I immediately named the puppy Teenie. I loved this little dog. He was perfect. I would nestle beside him on the living room rug, rubbing his warm belly and pat- ting his soft square head. Sometimes Teenie rolled over on his back for a full belly rub, making me smile. It felt so good to be close to another living creature. It felt so good to be able to make another living creature happy. I was as happy as I had ever been.
Father Punished the Dog
Teenie slept in the kitchen of our duplex apartment, a gate separating him from the green-carpeted dining room. One morning I came running downstairs to say good morning to him and found the gate open and Teenie curled up in the corner of the dining room. Before I could go over to him, my father came into the room, and stepped on a big, wet yellow spot on the rug.
“Bad dog!” my father yelled, stepping toward Teenie.
He scooped him up, put him down by the yellow spot.
“Bad, bad, bad dog!” he yelled, hitting Teenie on the nose each time he said bad.
Then he picked Teenie up and took him into the kitchen. I stayed in my spot in the dining room, afraid to move.
“Bad dog!” I heard my father yell, again.
I heard the door to the basement bang as my father opened it and it hit the kitchen wall.
“Bad dog,” my father said.
Violence and Denial
The next thing I heard was a thud. Then a tiny yelp. I turned to face the dining room wall as I began to cry. I was so frightened for Teenie. Angering my father was something I tried never to do.
My mother came downstairs. “What’s going on?” she asked as she rushed toward the kitchen.
“Teenie thought the green rug was grass and he peed on it,” I said.
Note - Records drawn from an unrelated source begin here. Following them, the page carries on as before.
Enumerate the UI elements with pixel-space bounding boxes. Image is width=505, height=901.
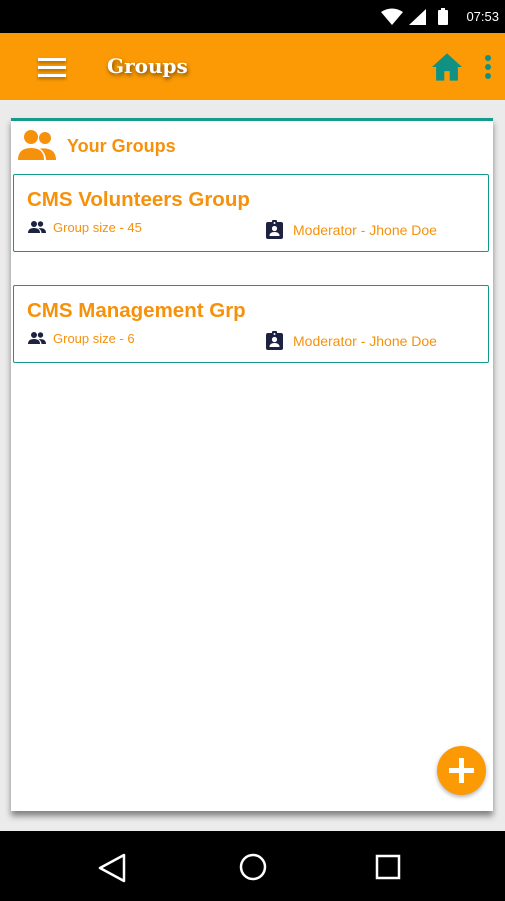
assignment-ind-icon bbox=[266, 220, 283, 239]
recent-apps-icon[interactable] bbox=[375, 854, 401, 880]
group-size-label: Group size - 6 bbox=[53, 331, 135, 346]
assignment-ind-icon bbox=[266, 331, 283, 350]
clock: 07:53 bbox=[466, 9, 499, 24]
groups-card: Your Groups CMS Volunteers Group Group s… bbox=[11, 118, 493, 811]
home-icon[interactable] bbox=[430, 52, 464, 82]
cell-signal-icon bbox=[409, 9, 426, 25]
group-size-label: Group size - 45 bbox=[53, 220, 142, 235]
add-group-button[interactable] bbox=[437, 746, 486, 795]
more-vert-icon[interactable] bbox=[482, 55, 494, 81]
home-circle-icon[interactable] bbox=[238, 852, 268, 882]
moderator-label: Moderator - Jhone Doe bbox=[293, 222, 437, 238]
card-title: Your Groups bbox=[67, 136, 176, 156]
wifi-icon bbox=[381, 8, 403, 25]
people-icon bbox=[28, 332, 46, 344]
back-icon[interactable] bbox=[97, 853, 127, 883]
people-icon bbox=[28, 221, 46, 233]
system-nav-bar bbox=[0, 831, 505, 901]
group-name: CMS Volunteers Group bbox=[27, 188, 250, 211]
group-name: CMS Management Grp bbox=[27, 299, 246, 322]
people-icon bbox=[18, 130, 56, 160]
status-bar: 07:53 bbox=[0, 0, 505, 33]
group-list-item[interactable]: CMS Management Grp Group size - 6 Modera… bbox=[13, 285, 489, 363]
group-list-item[interactable]: CMS Volunteers Group Group size - 45 Mod… bbox=[13, 174, 489, 252]
app-bar: Groups bbox=[0, 33, 505, 100]
page-title: Groups bbox=[107, 54, 188, 78]
hamburger-menu-icon[interactable] bbox=[38, 58, 66, 78]
moderator-label: Moderator - Jhone Doe bbox=[293, 333, 437, 349]
battery-icon bbox=[438, 8, 448, 25]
My mother rushed away from me. I followed her into the kitchen. “Get out!” she shouted at me.
I went back to the corner of the dining room and sat down, my head in my hands, tears streaming down my face. I wanted to get Teenie and hug him, help him, and tell him I loved him. A few minutes later, my father walked out the back door with Teenie in his arms.
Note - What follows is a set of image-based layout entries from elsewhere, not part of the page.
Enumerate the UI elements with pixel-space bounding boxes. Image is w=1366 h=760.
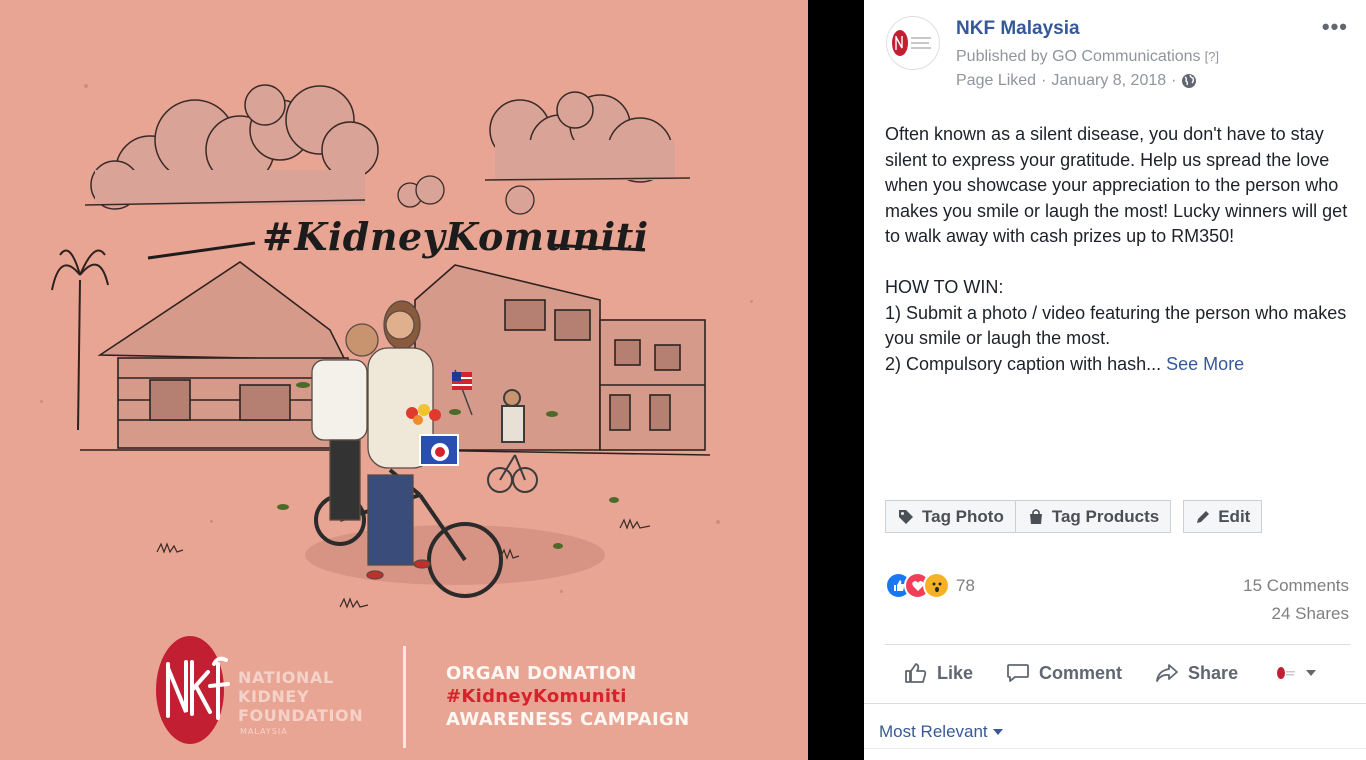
globe-icon[interactable] [1181,73,1197,89]
like-label: Like [937,662,974,683]
post-message-text: Often known as a silent disease, you don… [885,124,1348,374]
comment-label: Comment [1039,662,1123,683]
reactions-summary[interactable]: 78 [885,572,975,599]
page-name-link[interactable]: NKF Malaysia [956,18,1080,40]
share-icon [1156,664,1178,682]
org-country: MALAYSIA [240,727,288,736]
tag-photo-button[interactable]: Tag Photo [885,500,1016,533]
tag-products-label: Tag Products [1051,506,1160,526]
post-sidebar: NKF Malaysia Published by GO Communicati… [864,0,1366,760]
nkf-avatar-logo [892,30,931,56]
post-meta: Page Liked · January 8, 2018 · [956,72,1197,90]
edit-label: Edit [1218,506,1251,526]
cloud-left [84,84,379,210]
divider [885,644,1350,645]
share-button[interactable]: Share [1155,655,1238,691]
post-as-selector[interactable] [1275,666,1317,680]
comment-icon [1007,664,1029,682]
edit-button[interactable]: Edit [1183,500,1263,533]
comments-count-link[interactable]: 15 Comments [1243,576,1349,596]
tag-icon [899,509,913,524]
poster-divider [403,646,406,748]
post-date-link[interactable]: January 8, 2018 [1051,72,1166,90]
org-name: NATIONAL KIDNEY FOUNDATION [238,668,364,725]
photo-viewer-gap [808,0,864,760]
tag-photo-label: Tag Photo [922,506,1004,526]
photo-actions: Tag Photo Tag Products Edit [885,500,1263,533]
chevron-down-icon [1306,670,1317,676]
meta-separator: · [1041,72,1047,89]
poster-hashtag: #KidneyKomuniti [262,214,649,259]
cloud-right [484,91,691,183]
shopping-bag-icon [1029,508,1042,524]
share-label: Share [1188,662,1239,683]
post-message: Often known as a silent disease, you don… [885,122,1355,377]
published-by: Published by GO Communications [?] [956,48,1219,66]
nkf-logo [156,636,230,744]
divider [864,748,1366,749]
like-button[interactable]: Like [904,655,973,691]
divider [864,703,1366,704]
post-photo[interactable]: #KidneyKomuniti NATIONAL KIDNEY FOUNDATI… [0,0,808,760]
comments-sort-dropdown[interactable]: Most Relevant [879,722,1003,742]
reaction-count: 78 [956,575,975,595]
more-options-icon[interactable]: ••• [1322,14,1348,40]
pencil-icon [1197,510,1210,523]
shares-count-link[interactable]: 24 Shares [1272,604,1350,624]
comment-button[interactable]: Comment [1006,655,1122,691]
post-action-bar: Like Comment Share [885,655,1355,691]
see-more-link[interactable]: See More [1166,354,1244,374]
thumbs-up-icon [905,663,927,683]
poster-illustration [51,84,711,609]
published-help-link[interactable]: [?] [1205,49,1219,64]
campaign-title: ORGAN DONATION #KidneyKomuniti AWARENESS… [446,663,690,730]
page-liked-label: Page Liked [956,72,1037,89]
palm-tree [51,249,109,431]
cloud-small [397,175,535,215]
shophouses [409,264,711,456]
wow-reaction-icon [923,572,950,599]
meta-separator: · [1171,72,1177,89]
published-by-text[interactable]: Published by GO Communications [956,48,1201,65]
comments-sort-label: Most Relevant [879,722,988,741]
page-avatar-mini-icon [1277,667,1296,679]
caret-down-icon [992,728,1003,735]
page-avatar[interactable] [886,16,940,70]
tag-products-button[interactable]: Tag Products [1015,500,1172,533]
“Your father’s taking Teenie to the vet,” my mother said, coolly and calmly. “What kind of cereal do you want for breakfast?”
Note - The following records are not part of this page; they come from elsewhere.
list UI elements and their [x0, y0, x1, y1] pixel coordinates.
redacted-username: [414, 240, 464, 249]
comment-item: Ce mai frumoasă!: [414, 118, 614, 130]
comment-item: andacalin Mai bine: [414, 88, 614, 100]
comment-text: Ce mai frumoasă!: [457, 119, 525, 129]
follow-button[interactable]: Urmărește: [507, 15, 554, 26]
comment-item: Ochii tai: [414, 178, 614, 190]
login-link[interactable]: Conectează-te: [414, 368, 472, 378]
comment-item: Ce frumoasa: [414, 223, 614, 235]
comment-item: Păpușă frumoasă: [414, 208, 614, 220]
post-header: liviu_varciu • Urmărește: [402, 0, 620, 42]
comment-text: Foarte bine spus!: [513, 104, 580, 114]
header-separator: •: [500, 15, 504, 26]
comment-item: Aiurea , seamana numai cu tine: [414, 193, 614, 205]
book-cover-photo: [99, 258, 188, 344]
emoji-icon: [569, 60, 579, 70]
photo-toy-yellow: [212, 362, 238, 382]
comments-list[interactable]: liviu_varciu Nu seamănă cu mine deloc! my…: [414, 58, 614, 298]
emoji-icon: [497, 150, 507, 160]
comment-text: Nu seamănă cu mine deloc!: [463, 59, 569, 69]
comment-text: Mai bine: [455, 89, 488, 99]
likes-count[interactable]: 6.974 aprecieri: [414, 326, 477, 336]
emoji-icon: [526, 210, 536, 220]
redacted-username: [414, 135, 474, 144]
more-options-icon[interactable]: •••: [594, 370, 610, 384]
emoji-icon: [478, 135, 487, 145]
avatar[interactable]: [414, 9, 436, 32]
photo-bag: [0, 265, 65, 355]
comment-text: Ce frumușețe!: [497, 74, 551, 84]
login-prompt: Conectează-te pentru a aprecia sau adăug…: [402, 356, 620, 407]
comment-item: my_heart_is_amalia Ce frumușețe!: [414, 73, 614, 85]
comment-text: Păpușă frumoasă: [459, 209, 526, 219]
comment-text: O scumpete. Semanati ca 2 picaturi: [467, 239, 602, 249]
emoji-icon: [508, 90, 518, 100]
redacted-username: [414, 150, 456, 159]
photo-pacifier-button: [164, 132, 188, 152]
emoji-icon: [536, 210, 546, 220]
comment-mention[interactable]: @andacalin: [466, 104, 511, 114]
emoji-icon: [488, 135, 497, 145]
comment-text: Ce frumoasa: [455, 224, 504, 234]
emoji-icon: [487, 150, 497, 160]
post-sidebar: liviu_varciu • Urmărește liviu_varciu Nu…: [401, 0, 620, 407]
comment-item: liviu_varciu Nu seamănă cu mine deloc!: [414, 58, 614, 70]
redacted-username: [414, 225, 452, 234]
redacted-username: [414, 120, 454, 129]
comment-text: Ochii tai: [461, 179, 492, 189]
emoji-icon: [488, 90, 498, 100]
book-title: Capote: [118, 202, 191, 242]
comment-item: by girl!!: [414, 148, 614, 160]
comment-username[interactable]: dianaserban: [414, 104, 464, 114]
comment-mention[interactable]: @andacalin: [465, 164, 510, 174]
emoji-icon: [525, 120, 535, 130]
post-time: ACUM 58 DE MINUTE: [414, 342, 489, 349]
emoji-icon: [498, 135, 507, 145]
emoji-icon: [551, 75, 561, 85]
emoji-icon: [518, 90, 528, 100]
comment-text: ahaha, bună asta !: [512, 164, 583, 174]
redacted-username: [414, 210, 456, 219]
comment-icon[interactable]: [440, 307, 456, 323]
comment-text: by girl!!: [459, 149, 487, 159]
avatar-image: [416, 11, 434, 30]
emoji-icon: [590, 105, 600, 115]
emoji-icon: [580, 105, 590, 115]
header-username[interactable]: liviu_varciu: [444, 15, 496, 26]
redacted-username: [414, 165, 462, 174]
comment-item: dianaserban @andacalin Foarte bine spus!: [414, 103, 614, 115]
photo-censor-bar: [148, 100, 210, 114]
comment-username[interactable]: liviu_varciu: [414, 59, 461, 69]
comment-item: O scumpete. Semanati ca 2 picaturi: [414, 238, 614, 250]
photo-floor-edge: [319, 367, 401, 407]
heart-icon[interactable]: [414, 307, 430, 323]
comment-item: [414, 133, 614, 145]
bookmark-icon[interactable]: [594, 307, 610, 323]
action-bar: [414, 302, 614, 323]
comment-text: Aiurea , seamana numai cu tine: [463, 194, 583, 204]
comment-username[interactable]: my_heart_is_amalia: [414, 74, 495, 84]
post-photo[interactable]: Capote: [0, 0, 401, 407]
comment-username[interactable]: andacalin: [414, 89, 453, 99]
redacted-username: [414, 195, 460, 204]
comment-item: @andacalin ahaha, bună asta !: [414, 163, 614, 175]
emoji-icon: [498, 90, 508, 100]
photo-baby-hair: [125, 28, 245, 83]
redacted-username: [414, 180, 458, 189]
Teenie’s Violent Death Still Haunts
I was worried that Teenie was badly hurt. He’d been thrown down the stairs. I wished so much that he’d known that the green carpet was not grass. I was hopeful that when my father came home that evening, he’d have Teenie.
He did not.
Neither he nor my mother said anything about Teenie that night. They sat down to dinner as if it were a regular day. My father reminded me, as he always did before dinner, “You can listen but don’t speak.” I was afraid to ask them about my perfect little puppy. I never heard them say his name again. For the rest of the summer when I heard the song “Itsy Bitsy Teenie Weenie Yellow Polka Dot Bikini,” I cried.
I don’t remember when I realized that Teenie was not coming home again. Nor do I remember when I realized that Teenie had died.